Last week, we issued our annual review of the Department of Defense’s (DOD) major weapon programs. This review assessed 78 programs that will cost a combined $1.4 trillion to acquire. Read on for highlights of our latest DOD “Quick Look” report.
Lower Costs, Continued Risks
The total estimated cost of DOD’s major weapons acquisition programs decreased over the past year, putting it at the lowest level of spending in a decade. Costs for the 78 programs we assessed decreased by $7.6 billion over the past year, partially as a result of DOD ordering fewer Littoral Combat Ships and shrinking a communications program, the Warfighter Information Network—Tactical Increment 3. Although overall costs are down, the 78 programs collectively lost $2.2 billion* in buying power, meaning that they must spend more money to buy the same materials and equipment (or less) than originally planned.

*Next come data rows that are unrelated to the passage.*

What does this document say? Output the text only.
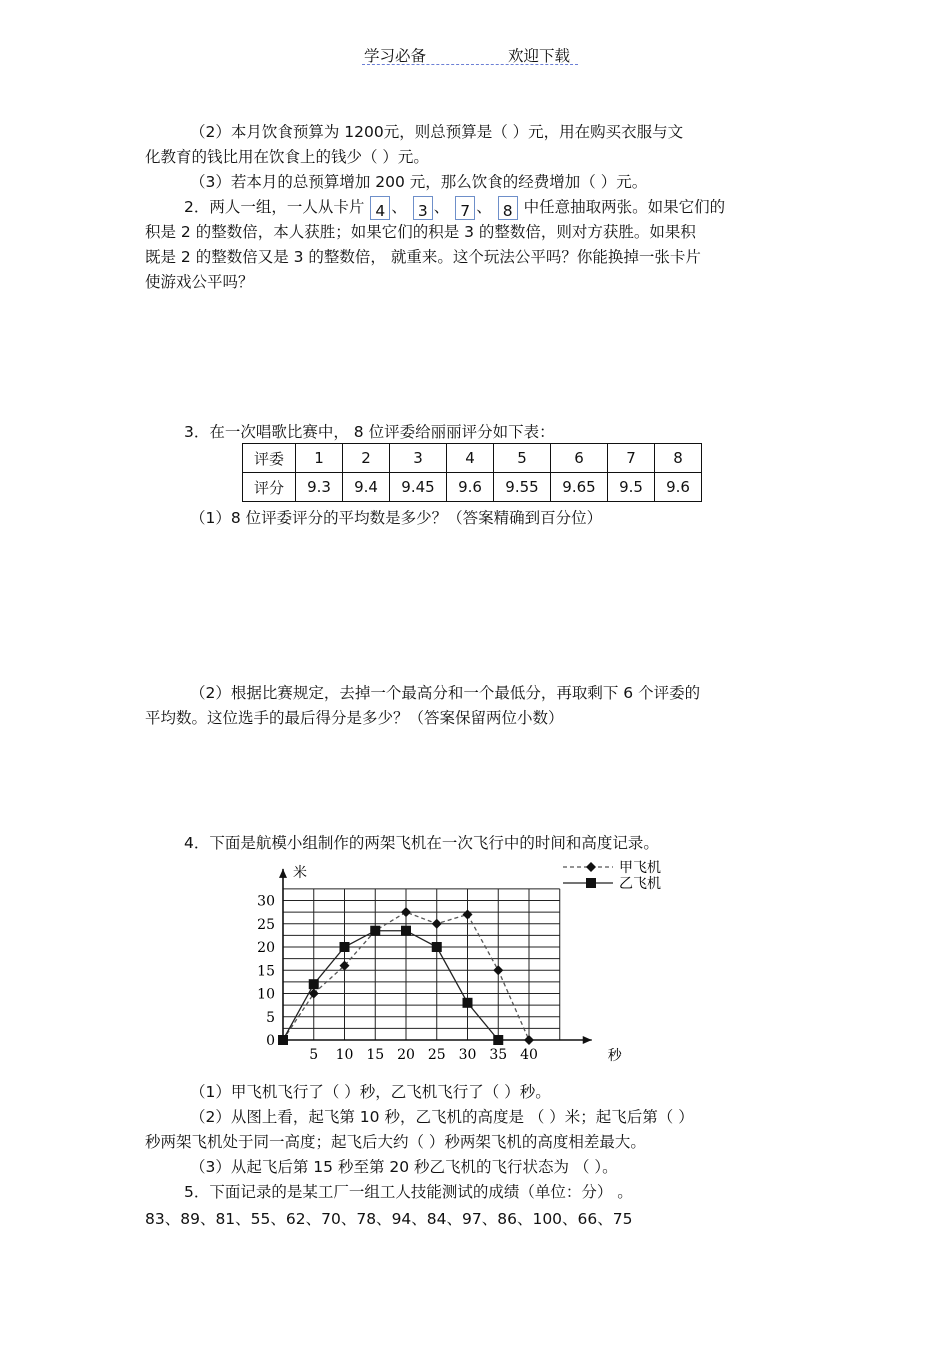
学习必备	欢迎下载
（2）本月饮食预算为 1200元，则总预算是（ ）元，用在购买衣服与文
化教育的钱比用在饮食上的钱少（ ）元。
（3）若本月的总预算增加 200 元，那么饮食的经费增加（ ）元。
2．两人一组，一人从卡片 4 、 3 、 7 、 8 中任意抽取两张。如果它们的
积是 2 的整数倍，本人获胜；如果它们的积是 3 的整数倍，则对方获胜。如果积
既是 2 的整数倍又是 3 的整数倍， 就重来。这个玩法公平吗？你能换掉一张卡片
使游戏公平吗？
3．在一次唱歌比赛中， 8 位评委给丽丽评分如下表：
评委	1	2	3	4	5	6	7	8
评分	9.3	9.4	9.45	9.6	9.55	9.65	9.5	9.6
（1）8 位评委评分的平均数是多少？（答案精确到百分位）
（2）根据比赛规定，去掉一个最高分和一个最低分，再取剩下 6 个评委的
平均数。这位选手的最后得分是多少？（答案保留两位小数）
4．下面是航模小组制作的两架飞机在一次飞行中的时间和高度记录。
5 10 15 20 25 30 35 40
0
5
10
15
20
25
30
米
秒
甲飞机
乙飞机
（1）甲飞机飞行了（ ）秒，乙飞机飞行了（ ）秒。
（2）从图上看，起飞第 10 秒，乙飞机的高度是 （ ）米；起飞后第（ ）
秒两架飞机处于同一高度；起飞后大约（ ）秒两架飞机的高度相差最大。
（3）从起飞后第 15 秒至第 20 秒乙飞机的飞行状态为 （ ）。
5．下面记录的是某工厂一组工人技能测试的成绩（单位：分） 。
83、89、81、55、62、70、78、94、84、97、86、100、66、75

DOD’s defense acquisition programs continue to be risky, as they do not always incorporate all of our acquisition best practices. In our latest report, we found that
- all 6 of the programs that started developing systems in the past year neglected to fully follow best practices for product development;
- 2 other programs progressed through a critical design review step without completing all best practices; and
- 3 programs delayed production, and had not fully followed best practices at earlier stages.
We also issued a separate report earlier this month on DOD’s many smaller acquisition programs, which found that DOD did not have reliable data on the number of programs, their total cost, or their performance.
As we’ve reported, Congress and DOD have taken steps to address longstanding problems with defense acquisitions. For example, most of the programs we assessed this year improved the way they prepared to negotiate contracts, resulting in $32.3 billion in potential savings. Over half of these savings have already been realized, as shown below.
(Excerpted from GAO-15-342SP)
Still, DOD continues to accept risks by allowing programs to
- waive important certifications when they start developing systems, or
- begin production before completing developmental testing.
Risks in DOD’s weapon system acquisition have kept it on our High Risk List for 23 years. Continued DOD leadership is essential to reducing risks and ensuring broader implementation of best practices in all aspects of weapon system acquisition.
Wondering why we call our report a Quick Look? Flip through it to see short summaries of 53 of the weapons programs, including photographs and stats.
*This amount was corrected from a earlier version when the report was revised on 4/9/2015.